The government's financing arm is wooing potential investors in Canada and the Middle East as it seeks to diversify its borrowing base.
The Australian Office of Financial Management said about two-thirds of its investor meetings in the 2012-13 financial year were with new contacts. The government agency also revisited South America, a region it had not been to for some years.
The AOFM said in its annual report that offshore demand for government debt remained strong, coming in at just under 70 per cent of all holdings at the end of the previous financial year.
Foreign investors continued to be drawn to the government's AAA-credit rating and stable outlook, coupled with the high yields on offer relative to other sovereign debt.
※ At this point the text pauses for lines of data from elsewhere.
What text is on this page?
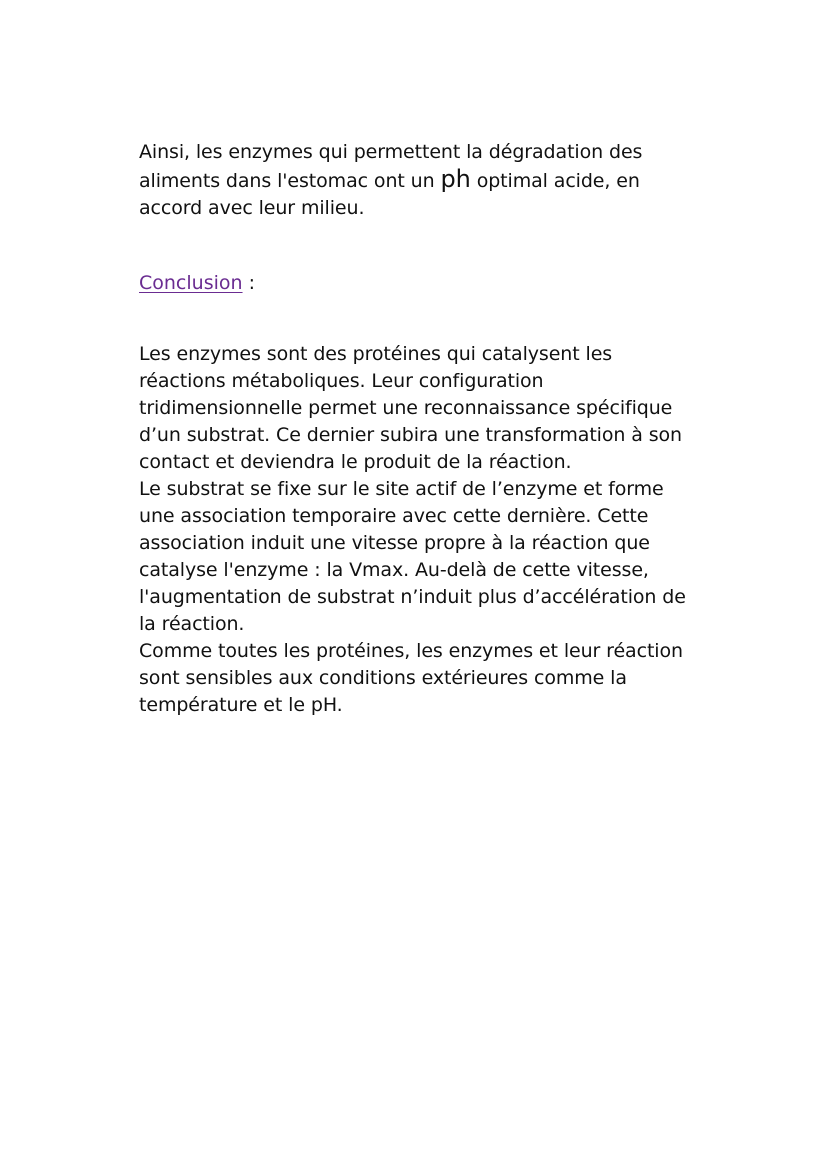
Ainsi, les enzymes qui permettent la dégradation des aliments dans l'estomac ont un ph optimal acide, en accord avec leur milieu.
Conclusion :

Les enzymes sont des protéines qui catalysent les réactions métaboliques. Leur configuration tridimensionnelle permet une reconnaissance spécifique d’un substrat. Ce dernier subira une transformation à son contact et deviendra le produit de la réaction.

Le substrat se fixe sur le site actif de l’enzyme et forme une association temporaire avec cette dernière. Cette association induit une vitesse propre à la réaction que catalyse l'enzyme : la Vmax. Au-delà de cette vitesse, l'augmentation de substrat n’induit plus d’accélération de la réaction.

Comme toutes les protéines, les enzymes et leur réaction sont sensibles aux conditions extérieures comme la température et le pH.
Even so, non-resident holdings of bonds fell from a high of 78.3 per cent in March last year to 69.4 per cent in June 2013, amid a low interest rate environment and as the Australian dollar weakened. The strength of the Australian dollar compared with the yen earlier this year also led to a pull-out by some Japanese investors between December 2012 and April 2013, the AOFM said.
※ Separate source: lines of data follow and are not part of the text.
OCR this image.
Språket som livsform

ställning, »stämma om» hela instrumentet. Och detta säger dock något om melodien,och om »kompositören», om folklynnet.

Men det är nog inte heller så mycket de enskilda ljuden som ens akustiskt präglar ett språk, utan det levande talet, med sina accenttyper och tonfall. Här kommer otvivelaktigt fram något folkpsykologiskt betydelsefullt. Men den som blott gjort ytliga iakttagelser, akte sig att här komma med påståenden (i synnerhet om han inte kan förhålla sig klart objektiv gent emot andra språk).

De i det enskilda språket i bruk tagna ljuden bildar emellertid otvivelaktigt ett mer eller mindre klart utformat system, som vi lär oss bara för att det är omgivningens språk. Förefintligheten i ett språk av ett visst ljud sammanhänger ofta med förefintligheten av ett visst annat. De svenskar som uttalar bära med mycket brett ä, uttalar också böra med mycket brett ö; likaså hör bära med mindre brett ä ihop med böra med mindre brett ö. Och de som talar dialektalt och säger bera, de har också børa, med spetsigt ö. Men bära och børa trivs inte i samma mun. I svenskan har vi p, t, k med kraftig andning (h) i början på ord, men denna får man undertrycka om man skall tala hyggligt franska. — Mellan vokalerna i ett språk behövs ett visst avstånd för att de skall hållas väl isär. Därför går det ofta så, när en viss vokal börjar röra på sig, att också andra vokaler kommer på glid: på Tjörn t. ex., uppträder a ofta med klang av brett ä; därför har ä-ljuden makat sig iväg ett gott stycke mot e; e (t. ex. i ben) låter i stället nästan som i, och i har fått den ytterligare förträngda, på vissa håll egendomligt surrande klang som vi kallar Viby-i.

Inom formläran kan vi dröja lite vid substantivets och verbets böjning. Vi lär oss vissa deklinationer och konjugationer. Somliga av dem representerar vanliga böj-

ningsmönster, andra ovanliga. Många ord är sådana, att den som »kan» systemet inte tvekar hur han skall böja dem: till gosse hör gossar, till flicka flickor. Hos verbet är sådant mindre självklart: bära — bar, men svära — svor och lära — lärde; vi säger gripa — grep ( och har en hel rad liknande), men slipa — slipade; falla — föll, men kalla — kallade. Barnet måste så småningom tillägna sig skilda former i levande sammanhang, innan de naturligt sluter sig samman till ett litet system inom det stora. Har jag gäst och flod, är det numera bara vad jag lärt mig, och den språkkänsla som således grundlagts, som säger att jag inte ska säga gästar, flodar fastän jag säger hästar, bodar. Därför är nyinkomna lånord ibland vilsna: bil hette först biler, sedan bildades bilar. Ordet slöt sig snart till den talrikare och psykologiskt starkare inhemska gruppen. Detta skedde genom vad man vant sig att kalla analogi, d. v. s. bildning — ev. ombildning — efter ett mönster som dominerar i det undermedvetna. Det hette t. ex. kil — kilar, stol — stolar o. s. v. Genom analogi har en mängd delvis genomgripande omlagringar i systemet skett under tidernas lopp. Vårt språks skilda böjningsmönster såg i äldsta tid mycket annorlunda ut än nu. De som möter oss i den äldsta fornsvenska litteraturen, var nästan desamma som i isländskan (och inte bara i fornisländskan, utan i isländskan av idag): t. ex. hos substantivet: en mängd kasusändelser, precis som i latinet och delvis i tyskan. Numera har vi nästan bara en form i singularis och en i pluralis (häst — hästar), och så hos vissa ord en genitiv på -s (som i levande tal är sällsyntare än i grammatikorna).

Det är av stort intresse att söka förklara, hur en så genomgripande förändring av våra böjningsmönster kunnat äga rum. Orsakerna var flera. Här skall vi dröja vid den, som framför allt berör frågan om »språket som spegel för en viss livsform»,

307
"Given the relatively small decline in non-resident holdings of Australian government bonds over this period, it would suggest there was still considerable offshore buying from other regions, resulting in a take-up of much of the stock released to the secondary market from Japan," the agency said.
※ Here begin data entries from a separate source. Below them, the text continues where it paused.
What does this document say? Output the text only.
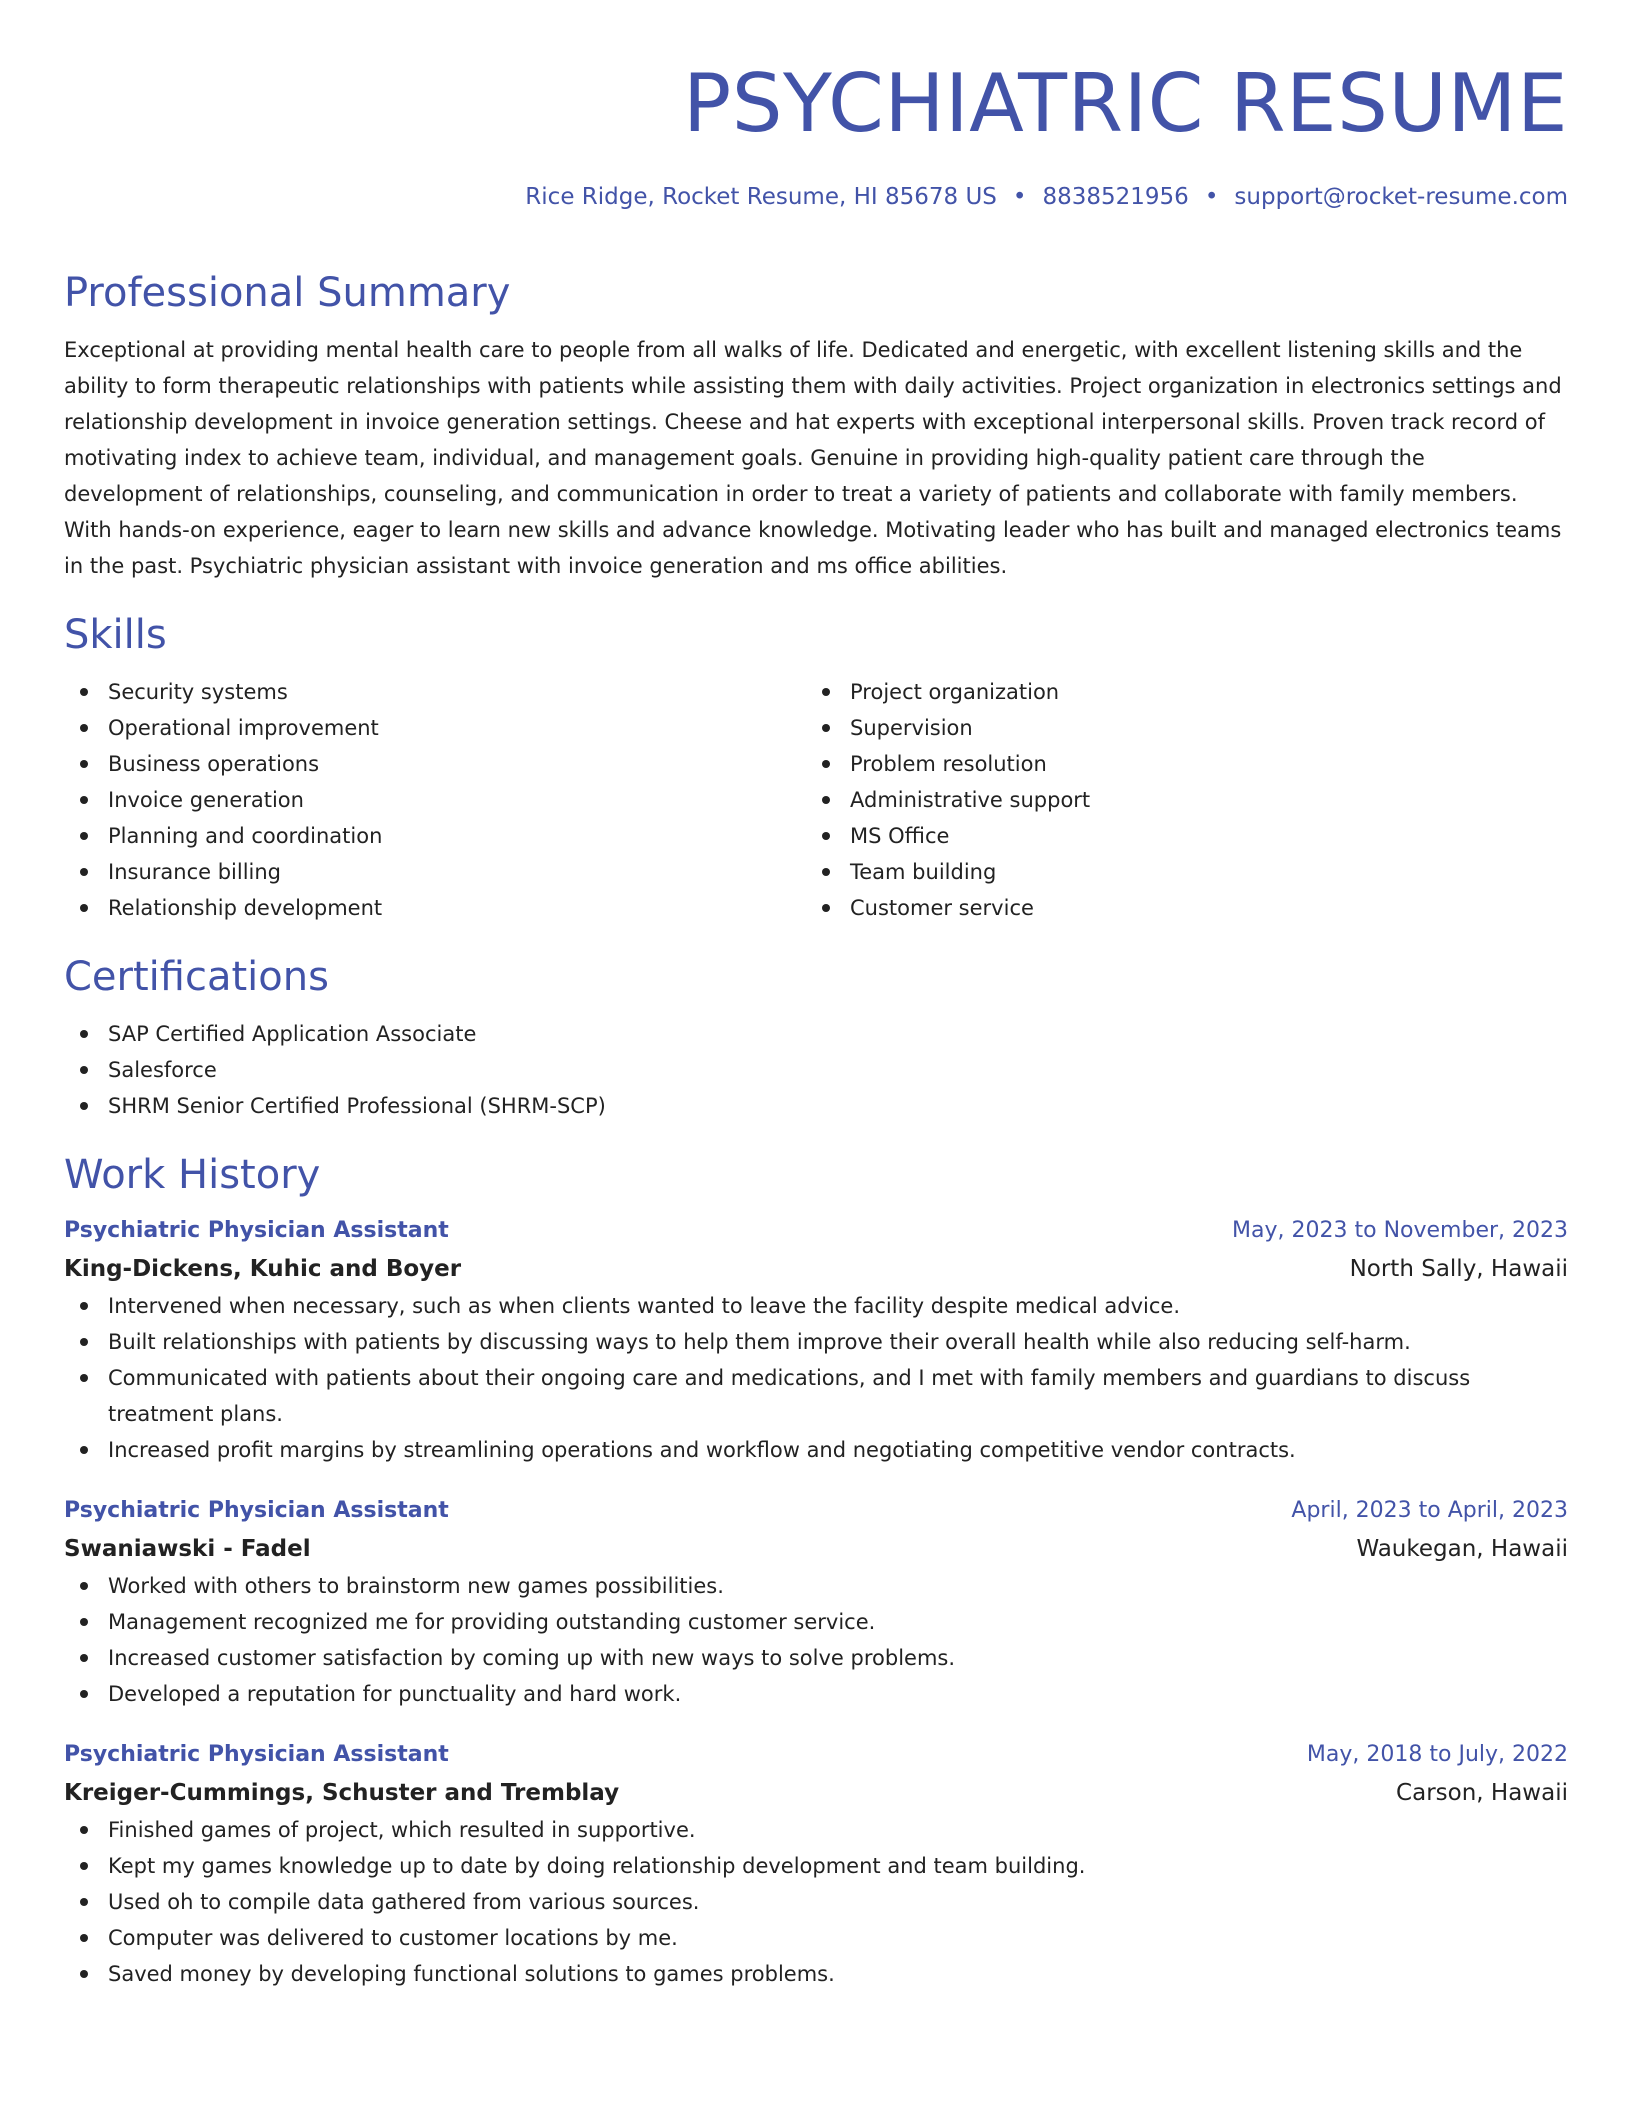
PSYCHIATRIC RESUME
Rice Ridge, Rocket Resume, HI 85678 US • 8838521956 • support@rocket-resume.com
Professional Summary

Exceptional at providing mental health care to people from all walks of life. Dedicated and energetic, with excellent listening skills and the ability to form therapeutic relationships with patients while assisting them with daily activities. Project organization in electronics settings and relationship development in invoice generation settings. Cheese and hat experts with exceptional interpersonal skills. Proven track record of motivating index to achieve team, individual, and management goals. Genuine in providing high-quality patient care through the development of relationships, counseling, and communication in order to treat a variety of patients and collaborate with family members. With hands-on experience, eager to learn new skills and advance knowledge. Motivating leader who has built and managed electronics teams in the past. Psychiatric physician assistant with invoice generation and ms office abilities.

Skills
Security systems
Operational improvement
Business operations
Invoice generation
Planning and coordination
Insurance billing
Relationship development
Project organization
Supervision
Problem resolution
Administrative support
MS Office
Team building
Customer service
Certifications
SAP Certified Application Associate
Salesforce
SHRM Senior Certified Professional (SHRM-SCP)
Work History
Psychiatric Physician Assistant	May, 2023 to November, 2023
King-Dickens, Kuhic and Boyer	North Sally, Hawaii
Intervened when necessary, such as when clients wanted to leave the facility despite medical advice.
Built relationships with patients by discussing ways to help them improve their overall health while also reducing self-harm.
Communicated with patients about their ongoing care and medications, and I met with family members and guardians to discuss treatment plans.
Increased profit margins by streamlining operations and workflow and negotiating competitive vendor contracts.
Psychiatric Physician Assistant	April, 2023 to April, 2023
Swaniawski - Fadel	Waukegan, Hawaii
Worked with others to brainstorm new games possibilities.
Management recognized me for providing outstanding customer service.
Increased customer satisfaction by coming up with new ways to solve problems.
Developed a reputation for punctuality and hard work.
Psychiatric Physician Assistant	May, 2018 to July, 2022
Kreiger-Cummings, Schuster and Tremblay	Carson, Hawaii
Finished games of project, which resulted in supportive.
Kept my games knowledge up to date by doing relationship development and team building.
Used oh to compile data gathered from various sources.
Computer was delivered to customer locations by me.
Saved money by developing functional solutions to games problems.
Nomura rates strategist Martin Whetton said the current Australian-Japanese exchange rate would be less of a barrier to new investments, "with the likely bottoming of policy rates in Australia and the intentions of Japanese investors to diversify their investments".
A total of $54 billion of gross Treasury bonds were issued in the 2012-13 financial year. Treasury-indexed bonds totalled $2.25 billion for the year.
The agency's funding task has risen for this financial year. It said last week it expected to raise $70 billion in gross terms for Treasury bonds, after federal Treasurer Joe Hockey announced an $8.8 billion grant to the RBA. With maturities of $23 billion, the net issuance for 2013-14 would amount to $47 billion.
The agency is expected to raise between $4 billion and $5 billion in Treasury indexed bonds.
As of Friday, the total government securities on issue stood at $289 billion. The federal government recently flagged a lifting of the debt ceiling from $300 billion to $500 billion.